The next frontier, shy of moving a team overseas, is for the league to have multiple non-U.S. games on the same day. I think that’s going to happen at some point. An “NFL: Around the World” showcase.
Melissa Jacobs: By 2022, Roger Goodell will fulfill his goal of a full-time franchise in London. This is a legacy play for the commissioner, so despite the inherent challenges, this gets done, even if the television contract is ultimately less than ideal from a financial perspective. (As of now, the league’s current deal with Sky Sports has been kept under wraps in terms of cost and revenue.)
Over the next six years, I believe the league adds to its schedule in London, perhaps even growing to an eight-game schedule to prep for the ebbs and flows of a permanent franchise’s home schedule. The league will never move its Thursday night marquee kickoff game to London but could add a second opening day game as an opening act of sorts to the main event. Teams involved have an extra three days to recover.
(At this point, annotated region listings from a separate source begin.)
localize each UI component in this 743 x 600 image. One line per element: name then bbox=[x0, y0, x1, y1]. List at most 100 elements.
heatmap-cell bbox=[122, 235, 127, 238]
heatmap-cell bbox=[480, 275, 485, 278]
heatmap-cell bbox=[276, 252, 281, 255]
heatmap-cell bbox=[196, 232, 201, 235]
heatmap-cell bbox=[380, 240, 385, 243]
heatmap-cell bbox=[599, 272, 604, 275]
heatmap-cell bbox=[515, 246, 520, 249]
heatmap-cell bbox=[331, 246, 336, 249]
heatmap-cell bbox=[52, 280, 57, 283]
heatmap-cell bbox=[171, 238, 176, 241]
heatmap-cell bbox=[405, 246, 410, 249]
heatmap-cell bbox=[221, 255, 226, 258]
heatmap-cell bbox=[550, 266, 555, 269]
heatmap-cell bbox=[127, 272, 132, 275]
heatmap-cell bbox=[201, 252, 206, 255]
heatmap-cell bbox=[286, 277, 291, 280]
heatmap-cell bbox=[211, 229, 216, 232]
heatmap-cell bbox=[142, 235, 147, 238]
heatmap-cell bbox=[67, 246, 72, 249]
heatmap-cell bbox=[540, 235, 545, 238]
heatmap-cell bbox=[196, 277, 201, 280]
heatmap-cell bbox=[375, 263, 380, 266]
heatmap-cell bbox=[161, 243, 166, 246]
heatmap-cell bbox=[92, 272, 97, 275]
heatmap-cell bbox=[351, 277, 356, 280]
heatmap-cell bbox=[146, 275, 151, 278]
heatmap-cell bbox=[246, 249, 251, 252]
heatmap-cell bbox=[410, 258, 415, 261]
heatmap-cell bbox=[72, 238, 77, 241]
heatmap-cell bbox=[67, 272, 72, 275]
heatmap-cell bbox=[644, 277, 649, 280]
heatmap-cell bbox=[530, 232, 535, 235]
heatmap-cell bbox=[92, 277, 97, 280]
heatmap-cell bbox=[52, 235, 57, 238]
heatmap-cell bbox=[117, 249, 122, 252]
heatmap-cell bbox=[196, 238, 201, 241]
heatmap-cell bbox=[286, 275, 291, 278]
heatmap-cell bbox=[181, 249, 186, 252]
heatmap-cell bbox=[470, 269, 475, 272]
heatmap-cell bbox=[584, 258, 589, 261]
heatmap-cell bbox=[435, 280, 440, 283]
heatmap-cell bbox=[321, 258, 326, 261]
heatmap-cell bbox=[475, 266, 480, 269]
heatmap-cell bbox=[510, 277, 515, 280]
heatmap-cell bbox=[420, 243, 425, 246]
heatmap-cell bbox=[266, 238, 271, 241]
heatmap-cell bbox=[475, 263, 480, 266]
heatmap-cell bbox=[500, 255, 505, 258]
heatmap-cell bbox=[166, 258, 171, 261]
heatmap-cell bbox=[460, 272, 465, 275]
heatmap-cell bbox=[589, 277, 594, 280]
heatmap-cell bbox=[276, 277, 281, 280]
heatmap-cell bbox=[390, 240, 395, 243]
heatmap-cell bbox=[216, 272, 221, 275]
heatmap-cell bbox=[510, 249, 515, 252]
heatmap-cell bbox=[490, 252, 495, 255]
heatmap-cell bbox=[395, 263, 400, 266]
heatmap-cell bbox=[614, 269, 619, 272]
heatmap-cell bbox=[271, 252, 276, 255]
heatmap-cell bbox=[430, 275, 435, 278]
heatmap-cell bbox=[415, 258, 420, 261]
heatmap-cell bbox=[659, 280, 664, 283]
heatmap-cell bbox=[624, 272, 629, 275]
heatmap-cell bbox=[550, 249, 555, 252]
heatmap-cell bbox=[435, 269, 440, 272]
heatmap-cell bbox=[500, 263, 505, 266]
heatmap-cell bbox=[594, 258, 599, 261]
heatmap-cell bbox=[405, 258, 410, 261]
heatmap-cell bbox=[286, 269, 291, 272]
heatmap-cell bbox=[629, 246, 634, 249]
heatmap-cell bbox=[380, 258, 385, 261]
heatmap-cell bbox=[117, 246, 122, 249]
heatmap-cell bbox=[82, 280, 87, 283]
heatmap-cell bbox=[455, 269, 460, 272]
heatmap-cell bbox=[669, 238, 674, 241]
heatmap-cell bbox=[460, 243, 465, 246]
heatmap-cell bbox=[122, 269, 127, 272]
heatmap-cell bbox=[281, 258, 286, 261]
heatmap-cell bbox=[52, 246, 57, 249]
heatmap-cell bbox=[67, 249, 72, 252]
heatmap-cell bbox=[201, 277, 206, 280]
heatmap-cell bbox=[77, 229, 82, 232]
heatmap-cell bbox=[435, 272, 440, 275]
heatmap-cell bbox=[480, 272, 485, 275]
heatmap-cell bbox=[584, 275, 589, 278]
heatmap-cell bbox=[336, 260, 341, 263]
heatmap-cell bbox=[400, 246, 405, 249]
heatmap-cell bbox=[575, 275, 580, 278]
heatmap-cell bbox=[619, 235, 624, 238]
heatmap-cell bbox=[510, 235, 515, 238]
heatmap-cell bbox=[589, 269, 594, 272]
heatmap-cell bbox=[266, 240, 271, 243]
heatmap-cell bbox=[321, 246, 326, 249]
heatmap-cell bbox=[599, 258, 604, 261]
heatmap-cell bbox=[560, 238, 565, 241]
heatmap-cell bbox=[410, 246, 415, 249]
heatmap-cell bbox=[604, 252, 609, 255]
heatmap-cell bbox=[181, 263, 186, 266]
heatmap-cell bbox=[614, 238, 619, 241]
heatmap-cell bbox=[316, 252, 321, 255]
Then the league moves up bye weeks to begin in Week 2 and schedules its London games accordingly. No traumatic effect on any particular team. That full slate of home games will at least mentally pave the way for a permanent franchise overseas, which will come from the current pool of teams and be called ...
The London Jaguars.
Bette Marston: As tempting as it is to envision the Jaguars and their international owner permanently across the pond, subjecting them to constant jet lag as they fly back and forth for games (or forcing them to spend long stints of the season in a hotel in the U.S., playing several away games in a row), it’s unlikely that the NFL will work out the logistics to fully support a team in another country. On top of that, the chances of a team willingly agreeing to play their home games in front of a crowd not incredibly familiar with the game is slim.
However, it’s no secret that Roger Goodell has money on the mind, and placing games all across Europe will reap benefits. Not only will regular-season NFL games continue to be played in London, but they’ll be scheduled all across Europe by the end of this decade. Paris, Berlin and Madrid, just to name a few, will be among the NFL’s top target cities.
In 2022, the first NFL game in South America will be on the schedule, held in Rio de Janeiro at the Maracanã stadium, the location of the 2014 World Cup final.
Eric Single: The same snarky comments follow the NFL’s schedule release ceremony almost every year: “We’re sending those sorry teams to London? What’d England ever do to us?” And while the constant presence of the Jaguars certainly messes with the curve, the sentiment should be a big hurdle for the NFL in the next seven years, no matter where in the world it takes its product.
Of the 12 London games played so far, only half ended within 10-point margins, and far fewer than that were generally praised for their quality of play. At some point between now and 2022, you would think the novelty of NFL football on European soil will wear off as international fans realize the huge gap between the pillow fight they see a handful of times a year in person and the sharp drama of the league’s best games on a weekly basis. Relocating the Jaguars may not do much to counter that generalization.
Did the league get a little unlucky when the Dolphins, Lions and Chiefs nosedived to start this season? Sure. But part of this series involves playing the lottery on which games will deliver on their stated billing, and the series organizers don’t seem like they’ve been trying too hard to draw up the type of canned intrigue America gets on most of its primetime NFL broadcasts.
Don't be surprised if the NFL pushes to send defending Super Bowl champions or pairs of marquee quarterbacks more consistently to try to keep the momentum going in international games down the road. By 2022, I expect to see the league rolling the dice with matchups on par with today’s Patriots–Colts or Ravens–Steelers tilts. They might still turn out to be ugly games, but the league will get points for trying.